If you want to explore Fleetmind through the codebase or the live Space, the main entrypoints are:
- [app.py](/C:/Users/risha/Documents/New project/app.py)
- [inference.py](/C:/Users/risha/Documents/New project/inference.py)
- [openenv.yaml](/C:/Users/risha/Documents/New project/openenv.yaml)
- [validate_submission.py](/C:/Users/risha/Documents/New project/validate_submission.py)

The benchmark exposes a simple episode loop:
- `reset`
- `state`
- `step`

That makes it easy to plug in:
- LLM agents
- scripted heuristics
- black-box evaluation agents
- external orchestrator policies

## Why It Matters

A lot of real work does not look like question answering.
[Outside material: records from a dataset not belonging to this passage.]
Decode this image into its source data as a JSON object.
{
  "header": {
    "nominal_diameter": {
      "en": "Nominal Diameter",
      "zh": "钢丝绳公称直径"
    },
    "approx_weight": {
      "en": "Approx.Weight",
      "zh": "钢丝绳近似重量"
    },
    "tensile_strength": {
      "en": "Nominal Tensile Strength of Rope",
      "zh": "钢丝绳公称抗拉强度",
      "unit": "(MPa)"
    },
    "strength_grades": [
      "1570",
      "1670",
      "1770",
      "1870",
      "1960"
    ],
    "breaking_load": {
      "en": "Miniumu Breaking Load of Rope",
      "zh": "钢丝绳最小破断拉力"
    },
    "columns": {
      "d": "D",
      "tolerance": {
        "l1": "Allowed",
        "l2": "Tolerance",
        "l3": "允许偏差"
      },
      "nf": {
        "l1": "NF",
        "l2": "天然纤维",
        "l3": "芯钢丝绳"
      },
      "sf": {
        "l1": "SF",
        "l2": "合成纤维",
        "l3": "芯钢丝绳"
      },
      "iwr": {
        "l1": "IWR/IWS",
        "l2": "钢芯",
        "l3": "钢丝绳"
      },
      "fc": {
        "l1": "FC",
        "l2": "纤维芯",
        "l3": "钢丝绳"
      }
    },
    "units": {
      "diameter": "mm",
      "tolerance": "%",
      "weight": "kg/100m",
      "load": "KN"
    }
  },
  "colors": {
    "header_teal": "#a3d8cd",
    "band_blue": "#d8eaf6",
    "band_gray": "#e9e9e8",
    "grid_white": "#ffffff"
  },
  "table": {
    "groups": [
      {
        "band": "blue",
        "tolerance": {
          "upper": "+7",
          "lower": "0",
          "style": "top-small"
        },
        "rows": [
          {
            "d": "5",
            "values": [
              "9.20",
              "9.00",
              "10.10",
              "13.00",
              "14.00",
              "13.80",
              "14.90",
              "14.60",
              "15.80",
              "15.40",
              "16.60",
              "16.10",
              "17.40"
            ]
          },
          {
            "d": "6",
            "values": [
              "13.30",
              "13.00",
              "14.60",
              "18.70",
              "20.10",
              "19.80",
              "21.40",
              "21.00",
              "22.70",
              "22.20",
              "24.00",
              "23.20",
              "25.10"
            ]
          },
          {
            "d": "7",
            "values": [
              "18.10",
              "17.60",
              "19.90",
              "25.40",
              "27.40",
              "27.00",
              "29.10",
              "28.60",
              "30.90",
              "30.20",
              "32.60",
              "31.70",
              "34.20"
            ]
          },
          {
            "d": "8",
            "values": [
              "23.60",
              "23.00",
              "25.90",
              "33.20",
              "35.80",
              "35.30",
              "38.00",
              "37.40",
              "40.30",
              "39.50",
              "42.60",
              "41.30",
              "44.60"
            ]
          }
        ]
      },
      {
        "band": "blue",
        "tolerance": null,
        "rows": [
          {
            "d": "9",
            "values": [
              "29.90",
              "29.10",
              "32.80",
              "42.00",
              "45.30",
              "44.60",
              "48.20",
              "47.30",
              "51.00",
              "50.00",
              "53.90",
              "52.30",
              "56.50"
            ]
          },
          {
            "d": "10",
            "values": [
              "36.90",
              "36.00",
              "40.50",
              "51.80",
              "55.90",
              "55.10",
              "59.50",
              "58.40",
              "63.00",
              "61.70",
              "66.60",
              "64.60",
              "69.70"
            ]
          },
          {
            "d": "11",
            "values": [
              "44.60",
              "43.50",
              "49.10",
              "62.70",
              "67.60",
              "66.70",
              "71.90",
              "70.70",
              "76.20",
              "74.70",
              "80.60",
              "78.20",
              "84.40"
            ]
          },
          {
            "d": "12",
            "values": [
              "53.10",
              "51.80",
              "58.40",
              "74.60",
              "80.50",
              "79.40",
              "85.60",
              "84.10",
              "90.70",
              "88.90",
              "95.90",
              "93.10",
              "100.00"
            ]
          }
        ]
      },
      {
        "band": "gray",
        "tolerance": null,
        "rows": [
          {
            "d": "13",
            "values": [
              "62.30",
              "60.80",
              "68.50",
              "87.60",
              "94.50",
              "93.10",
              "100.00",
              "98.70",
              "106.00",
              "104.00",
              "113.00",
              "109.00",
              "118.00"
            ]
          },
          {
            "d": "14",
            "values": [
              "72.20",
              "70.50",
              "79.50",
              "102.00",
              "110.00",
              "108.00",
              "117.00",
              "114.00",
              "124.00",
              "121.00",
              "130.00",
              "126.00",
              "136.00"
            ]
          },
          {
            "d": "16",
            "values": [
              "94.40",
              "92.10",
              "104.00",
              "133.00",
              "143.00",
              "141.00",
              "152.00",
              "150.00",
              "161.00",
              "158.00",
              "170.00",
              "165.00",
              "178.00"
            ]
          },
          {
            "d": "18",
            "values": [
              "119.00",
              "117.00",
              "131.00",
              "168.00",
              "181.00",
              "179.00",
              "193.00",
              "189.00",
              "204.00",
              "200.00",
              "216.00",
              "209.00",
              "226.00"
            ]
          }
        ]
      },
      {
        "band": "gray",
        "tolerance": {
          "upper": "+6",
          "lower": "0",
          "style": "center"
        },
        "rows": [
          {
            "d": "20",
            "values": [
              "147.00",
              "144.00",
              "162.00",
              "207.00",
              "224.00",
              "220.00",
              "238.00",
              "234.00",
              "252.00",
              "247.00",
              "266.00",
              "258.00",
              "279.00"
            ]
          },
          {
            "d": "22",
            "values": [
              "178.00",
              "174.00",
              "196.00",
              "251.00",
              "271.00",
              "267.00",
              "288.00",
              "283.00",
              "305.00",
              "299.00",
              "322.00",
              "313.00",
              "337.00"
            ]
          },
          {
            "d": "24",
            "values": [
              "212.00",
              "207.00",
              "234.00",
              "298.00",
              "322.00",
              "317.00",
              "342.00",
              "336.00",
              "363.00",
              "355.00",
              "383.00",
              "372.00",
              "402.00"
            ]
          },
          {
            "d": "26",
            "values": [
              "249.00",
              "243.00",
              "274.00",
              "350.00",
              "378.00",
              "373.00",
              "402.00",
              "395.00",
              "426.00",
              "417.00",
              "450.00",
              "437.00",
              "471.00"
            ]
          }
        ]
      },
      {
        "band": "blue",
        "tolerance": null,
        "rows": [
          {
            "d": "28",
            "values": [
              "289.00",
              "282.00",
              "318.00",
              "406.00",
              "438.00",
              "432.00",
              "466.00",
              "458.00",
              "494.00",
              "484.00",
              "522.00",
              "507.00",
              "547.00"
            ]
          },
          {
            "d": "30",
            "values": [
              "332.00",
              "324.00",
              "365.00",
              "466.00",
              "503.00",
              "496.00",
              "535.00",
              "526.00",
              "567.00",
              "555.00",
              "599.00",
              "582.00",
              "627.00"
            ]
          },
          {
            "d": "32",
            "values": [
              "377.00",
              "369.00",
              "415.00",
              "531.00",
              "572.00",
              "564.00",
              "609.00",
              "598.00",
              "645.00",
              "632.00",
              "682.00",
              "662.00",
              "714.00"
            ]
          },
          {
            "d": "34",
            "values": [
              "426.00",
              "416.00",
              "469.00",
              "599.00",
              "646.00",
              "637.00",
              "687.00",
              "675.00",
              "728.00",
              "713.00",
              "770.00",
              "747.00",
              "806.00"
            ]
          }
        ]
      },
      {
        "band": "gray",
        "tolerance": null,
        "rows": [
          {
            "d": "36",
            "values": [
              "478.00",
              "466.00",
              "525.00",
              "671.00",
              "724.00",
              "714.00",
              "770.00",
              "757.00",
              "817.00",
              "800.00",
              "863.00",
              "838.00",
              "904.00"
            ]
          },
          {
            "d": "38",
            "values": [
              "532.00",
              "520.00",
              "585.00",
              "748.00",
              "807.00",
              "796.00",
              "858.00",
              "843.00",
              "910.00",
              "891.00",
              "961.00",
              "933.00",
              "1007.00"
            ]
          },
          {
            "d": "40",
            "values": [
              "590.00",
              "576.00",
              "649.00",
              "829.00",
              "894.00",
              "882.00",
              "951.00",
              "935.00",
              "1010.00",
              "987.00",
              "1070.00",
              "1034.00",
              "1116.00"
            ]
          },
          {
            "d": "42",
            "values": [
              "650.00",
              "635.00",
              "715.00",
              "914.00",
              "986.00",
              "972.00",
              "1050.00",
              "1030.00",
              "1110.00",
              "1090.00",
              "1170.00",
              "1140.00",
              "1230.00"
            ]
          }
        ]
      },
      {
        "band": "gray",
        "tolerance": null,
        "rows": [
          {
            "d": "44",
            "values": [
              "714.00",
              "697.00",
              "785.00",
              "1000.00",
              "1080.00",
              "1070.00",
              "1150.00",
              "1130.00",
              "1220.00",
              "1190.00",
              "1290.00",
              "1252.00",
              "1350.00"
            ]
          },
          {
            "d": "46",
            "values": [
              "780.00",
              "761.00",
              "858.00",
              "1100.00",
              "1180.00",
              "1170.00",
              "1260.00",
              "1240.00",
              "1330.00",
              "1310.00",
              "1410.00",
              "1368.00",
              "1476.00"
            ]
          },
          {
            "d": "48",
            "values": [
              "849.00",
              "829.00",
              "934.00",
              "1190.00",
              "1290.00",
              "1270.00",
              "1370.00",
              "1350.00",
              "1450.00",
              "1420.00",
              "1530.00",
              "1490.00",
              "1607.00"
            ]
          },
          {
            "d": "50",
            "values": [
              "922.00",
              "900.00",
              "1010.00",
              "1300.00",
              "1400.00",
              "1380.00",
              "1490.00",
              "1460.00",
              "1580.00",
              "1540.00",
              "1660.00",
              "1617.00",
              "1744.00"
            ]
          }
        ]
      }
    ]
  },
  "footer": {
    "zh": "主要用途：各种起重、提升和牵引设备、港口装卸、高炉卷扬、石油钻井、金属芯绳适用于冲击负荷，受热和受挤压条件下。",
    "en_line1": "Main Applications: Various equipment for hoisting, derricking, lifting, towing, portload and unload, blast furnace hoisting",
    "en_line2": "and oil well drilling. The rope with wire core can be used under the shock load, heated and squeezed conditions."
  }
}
It looks like:
- monitoring a changing system
- reallocating limited resources
- acting before the full picture is visible
- absorbing the cost of bad early decisions

Fleetmind brings that style of decision making into a compact benchmark loop.

## Project Map

Important files:
- [README.md](/C:/Users/risha/Documents/New project/README.md)
- [HACKATHON_REQUIREMENTS.md](/C:/Users/risha/Documents/New project/HACKATHON_REQUIREMENTS.md)
- [PROJECT_SPEC.md](/C:/Users/risha/Documents/New project/PROJECT_SPEC.md)
- [src/delivery_dispatch_v3](/C:/Users/risha/Documents/New project/src/delivery_dispatch_v3)
- [docs/v3_blackbox_subagent_contract.md](/C:/Users/risha/Documents/New project/docs/v3_blackbox_subagent_contract.md)

## What Makes It Cool

Fleetmind is not just "delivery dispatch with JSON."

It turns delivery operations into an agent benchmark where the model has to think like a dispatcher:
- where should capacity move before demand becomes obvious?
- which signals are real and which are decoys?
- when is it better to hedge than to commit?

That makes Fleetmind a benchmark for real-world orchestration behavior, not just single-step response quality.